旭日东升+番外(53)

于是一晃又是几个月的光阴。

严冬沉的工作忙完一个段落以后想去看看之前在医院认识的孙叔,奈何之前留下来的地址纸条一时找不到了,于是只好联系晋复升。

晋复升到孙叔那里走动的次数比严冬沉多,于是轻车熟路的把人带到了某个小村庄里。

“孙叔觉得城市消费太高,房租也贵,所以又回了村子,想为孩子减轻点压力。

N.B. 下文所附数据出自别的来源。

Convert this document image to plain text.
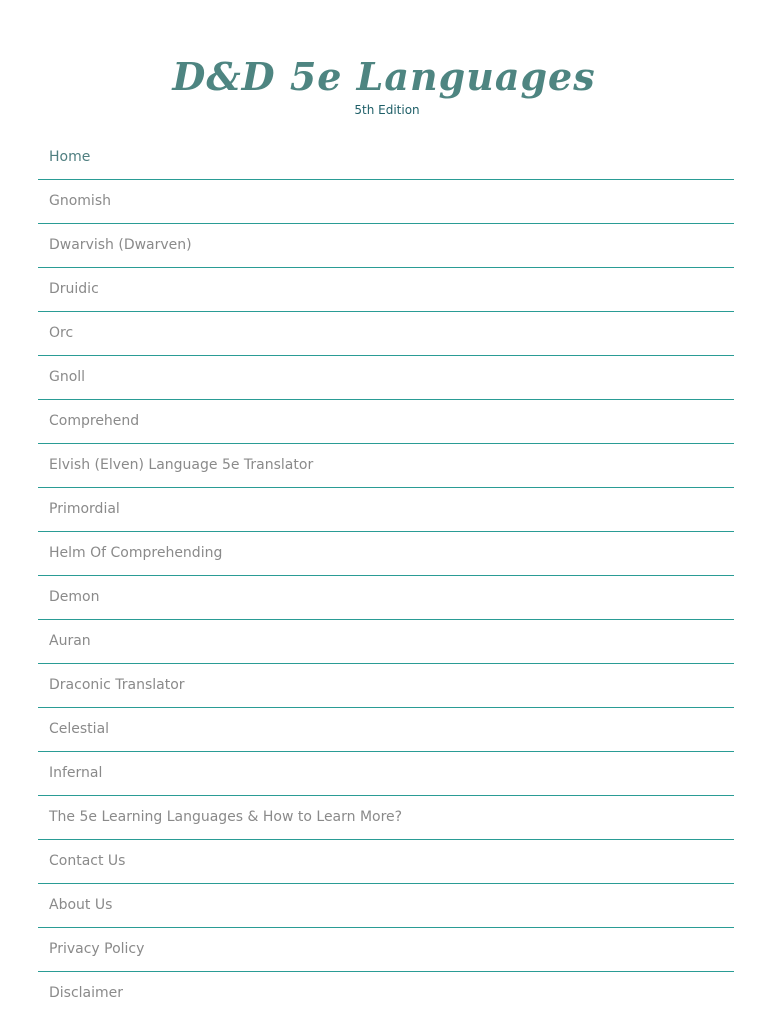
D&D 5e Languages
5th Edition
Home
Gnomish
Dwarvish (Dwarven)
Druidic
Orc
Gnoll
Comprehend
Elvish (Elven) Language 5e Translator
Primordial
Helm Of Comprehending
Demon
Auran
Draconic Translator
Celestial
Infernal
The 5e Learning Languages & How to Learn More?
Contact Us
About Us
Privacy Policy
Disclaimer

”车停在了村门口,引来不少人围观。

村子不大但民风淳朴,邻里间都是认识的,有几个见过晋复升车的人连忙上前打招呼:“又来看孙老爷子啊!”

晋复升笑着答应几声,又听那人问:“这女娃是你女朋友吧?长的可真好看,城里人就是跟我们这些粗手粗脚的不一样!”

几句夸奖的话让严冬沉不好意思起来,那人又说:“不过你们来晚了,孙老爷子前段时间突发疾病,人刚送到卫生所就不行了。”

“什么时候的事情?”

那人回想了一下,答:“也就两个月前的事情吧,要说老孙家的儿子也是够呛,电话也打不通,最后还是村里人给帮忙土葬了,听说老人家临走前跟人下棋聊天的时候还说呢,说想见儿子儿媳,说那个小孙子也没见过几回。”

“还提起你了呢!”旁边另一个人补充道,“他说城里人好,待人和善还懂礼数,说他欠你的,好几次你来看他都带东西,老人家也没什么东西好还你的,还提过一个姑娘,姓严,说她也是个特别好的姑娘,他说那姑娘和你认识。”

严冬沉还在消息的震惊中没有缓过来,听见有人提到自己才开口,不曾想声音中都带着颤抖:“那老人家葬在哪儿了?”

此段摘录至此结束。